‘Every Brilliant Thing’ uplifts, despite subject matter
“Every Brilliant Thing” is a play about suicide and its effects on loved ones, yet it manages to present the narrative of a young person learning to cope with her mother’s …

“Every Brilliant Thing”
Through Oct. 26
2 p.m. Thursday, Saturday-Sunday
7:30 p.m. Friday-Saturday
Williamston Theatre
122 S. Putnam St., Williamston
(517) 655-7469
williamstontheatre.org
“Every Brilliant Thing” is a play about suicide and its effects on loved ones, yet it manages to present the narrative of a young person learning to cope with her mother’s depressive episodes in an uplifting and positive light.
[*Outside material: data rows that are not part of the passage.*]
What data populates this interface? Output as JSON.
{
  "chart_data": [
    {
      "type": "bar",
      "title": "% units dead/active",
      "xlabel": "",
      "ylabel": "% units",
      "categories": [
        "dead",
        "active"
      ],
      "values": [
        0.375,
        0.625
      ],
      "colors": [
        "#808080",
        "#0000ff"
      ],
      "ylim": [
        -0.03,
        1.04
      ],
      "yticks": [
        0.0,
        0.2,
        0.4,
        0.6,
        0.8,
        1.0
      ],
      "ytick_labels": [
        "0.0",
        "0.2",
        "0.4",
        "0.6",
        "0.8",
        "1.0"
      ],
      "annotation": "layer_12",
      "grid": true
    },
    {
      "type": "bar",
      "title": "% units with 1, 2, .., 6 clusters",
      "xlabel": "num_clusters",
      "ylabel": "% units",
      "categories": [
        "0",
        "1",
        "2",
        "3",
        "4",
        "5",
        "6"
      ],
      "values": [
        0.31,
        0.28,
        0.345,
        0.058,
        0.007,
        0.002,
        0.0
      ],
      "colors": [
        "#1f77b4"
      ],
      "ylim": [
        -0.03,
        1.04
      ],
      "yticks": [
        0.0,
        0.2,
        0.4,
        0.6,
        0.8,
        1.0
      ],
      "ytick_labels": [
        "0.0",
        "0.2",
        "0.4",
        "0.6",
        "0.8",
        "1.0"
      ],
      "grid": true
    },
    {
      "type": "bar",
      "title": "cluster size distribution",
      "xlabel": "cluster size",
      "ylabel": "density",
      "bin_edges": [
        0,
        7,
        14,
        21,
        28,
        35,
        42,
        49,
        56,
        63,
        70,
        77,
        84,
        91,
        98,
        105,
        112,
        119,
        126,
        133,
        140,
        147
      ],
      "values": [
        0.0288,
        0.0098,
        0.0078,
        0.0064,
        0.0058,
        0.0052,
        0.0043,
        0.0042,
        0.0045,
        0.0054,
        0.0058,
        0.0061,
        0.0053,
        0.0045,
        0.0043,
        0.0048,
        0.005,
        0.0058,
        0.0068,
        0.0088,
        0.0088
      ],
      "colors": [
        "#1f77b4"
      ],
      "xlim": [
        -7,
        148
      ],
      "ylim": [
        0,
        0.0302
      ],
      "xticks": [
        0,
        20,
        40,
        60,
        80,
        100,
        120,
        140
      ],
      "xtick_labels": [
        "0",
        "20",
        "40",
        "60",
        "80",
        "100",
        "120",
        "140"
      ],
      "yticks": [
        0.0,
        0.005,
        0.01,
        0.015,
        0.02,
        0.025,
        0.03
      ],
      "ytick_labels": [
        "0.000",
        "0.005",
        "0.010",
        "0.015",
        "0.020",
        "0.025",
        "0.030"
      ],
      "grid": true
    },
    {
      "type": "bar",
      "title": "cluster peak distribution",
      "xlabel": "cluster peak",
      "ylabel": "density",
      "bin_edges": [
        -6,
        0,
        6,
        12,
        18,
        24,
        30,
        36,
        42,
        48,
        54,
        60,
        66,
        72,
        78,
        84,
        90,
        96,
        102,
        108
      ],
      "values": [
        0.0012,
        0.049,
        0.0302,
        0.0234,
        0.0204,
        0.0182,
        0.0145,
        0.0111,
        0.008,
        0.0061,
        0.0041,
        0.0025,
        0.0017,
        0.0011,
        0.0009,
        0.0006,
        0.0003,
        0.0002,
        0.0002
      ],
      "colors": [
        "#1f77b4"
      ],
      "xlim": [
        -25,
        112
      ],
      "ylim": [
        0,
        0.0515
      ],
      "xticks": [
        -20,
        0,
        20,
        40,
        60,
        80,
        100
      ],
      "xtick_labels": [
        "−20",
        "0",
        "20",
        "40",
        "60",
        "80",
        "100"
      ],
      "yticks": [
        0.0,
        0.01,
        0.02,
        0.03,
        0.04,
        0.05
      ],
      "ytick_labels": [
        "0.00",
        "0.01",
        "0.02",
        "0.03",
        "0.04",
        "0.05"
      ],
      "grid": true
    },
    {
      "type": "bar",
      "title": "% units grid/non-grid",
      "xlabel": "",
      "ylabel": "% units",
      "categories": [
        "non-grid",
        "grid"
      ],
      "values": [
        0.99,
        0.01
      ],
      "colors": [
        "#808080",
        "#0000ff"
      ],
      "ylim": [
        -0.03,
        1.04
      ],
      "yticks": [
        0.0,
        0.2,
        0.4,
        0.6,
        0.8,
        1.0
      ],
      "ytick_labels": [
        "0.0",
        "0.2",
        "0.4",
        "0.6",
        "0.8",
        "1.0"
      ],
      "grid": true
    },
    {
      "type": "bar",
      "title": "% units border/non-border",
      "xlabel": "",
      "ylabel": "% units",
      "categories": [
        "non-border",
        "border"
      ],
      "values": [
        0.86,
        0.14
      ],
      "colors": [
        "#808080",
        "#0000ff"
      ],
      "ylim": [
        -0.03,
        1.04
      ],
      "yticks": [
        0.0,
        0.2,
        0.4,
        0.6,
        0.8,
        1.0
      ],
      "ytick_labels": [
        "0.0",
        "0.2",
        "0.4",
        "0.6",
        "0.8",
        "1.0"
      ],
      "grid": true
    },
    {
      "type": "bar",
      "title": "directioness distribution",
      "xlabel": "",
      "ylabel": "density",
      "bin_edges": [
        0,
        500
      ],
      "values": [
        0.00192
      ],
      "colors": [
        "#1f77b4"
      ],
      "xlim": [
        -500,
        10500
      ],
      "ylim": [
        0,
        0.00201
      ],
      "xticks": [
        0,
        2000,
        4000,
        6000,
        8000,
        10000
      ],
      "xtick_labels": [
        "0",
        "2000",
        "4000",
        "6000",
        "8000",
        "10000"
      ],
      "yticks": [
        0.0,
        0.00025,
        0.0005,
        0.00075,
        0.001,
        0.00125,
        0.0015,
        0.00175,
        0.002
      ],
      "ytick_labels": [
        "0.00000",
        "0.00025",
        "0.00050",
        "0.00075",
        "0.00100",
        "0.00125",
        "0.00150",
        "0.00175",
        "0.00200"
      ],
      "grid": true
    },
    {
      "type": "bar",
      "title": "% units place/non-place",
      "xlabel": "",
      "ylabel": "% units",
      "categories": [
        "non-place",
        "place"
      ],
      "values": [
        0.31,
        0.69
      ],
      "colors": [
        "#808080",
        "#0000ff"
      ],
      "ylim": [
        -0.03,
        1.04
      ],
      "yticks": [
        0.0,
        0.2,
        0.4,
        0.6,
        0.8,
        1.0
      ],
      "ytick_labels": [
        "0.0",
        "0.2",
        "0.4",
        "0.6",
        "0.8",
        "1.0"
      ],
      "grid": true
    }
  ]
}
The show uses a very minimal set with few technological supports or embellishments and leaves the house lights up through much of the performance. The very visible audience is addressed by the performer directly, removing the conceptual “fourth wall” and creating a sense of communion and intimacy. The sole performer, actress Katherine Banks, expertly tells the audience of her childhood with a depressive, suicidal mother and a dad who struggles to communicate and has checked out by enlisting audience members to serve as her acting partners (with plenty of gentle guidance from the star).
For instance, the audience is cued to read from a list of small pleasures that make life worth living, the “brilliant things” referred to in the title. The list keeps growing and growing as the performer desperately attempts to keep her mother focused on the positive, affirming things in life. Unfortunately, the narrator’s efforts are not enough, and after her mother ends her life, the repercussions and ramifications negatively affect her marriage and psychological health.
So, how can a show with such heavy source material be uplifting?
One way is the deliberate and measured tone delivered by Banks. You will find no emotional grandstanding, histrionics or over-the-top choices to amplify the comedy or pathos of the scene, but rather a calm and assured performance that moves easily and smoothly from conversation to confession, from realization to recognition and from a place of pain to a place of healing in a convincing and clear fashion. Brechtian defamiliarization effects are employed, such as telling the audience what is going to happen before it happens and adding touches of humor to things that are otherwise not terribly humorous.
Banks navigates a truly complex script with scripted and unscripted moments of audience interaction in a manner that instills trust and confidence in her ability to tell the story honestly and in a compelling fashion. She delivers a warm, connected, nuanced and delicate performance. The fact that she’s surrounded on four sides by the audience without making them aware of how difficult that is to do is a credit to her technical proficiency and skills. Banks is a treat to watch on stage, her actions and words reading as genuine and spontaneous.
The material itself is also presented as gently as possible, with built in “trigger warnings” and various methods to defuse the impact of such a harsh and painful topic. The most difficult scenes are framed by warmth and laughter, and the entire production fosters a sense of support and connection between the audience and the narrator. This well-written play, excellently performed by a true professional, is an overwhelmingly positive experience, even though it deals with difficult material.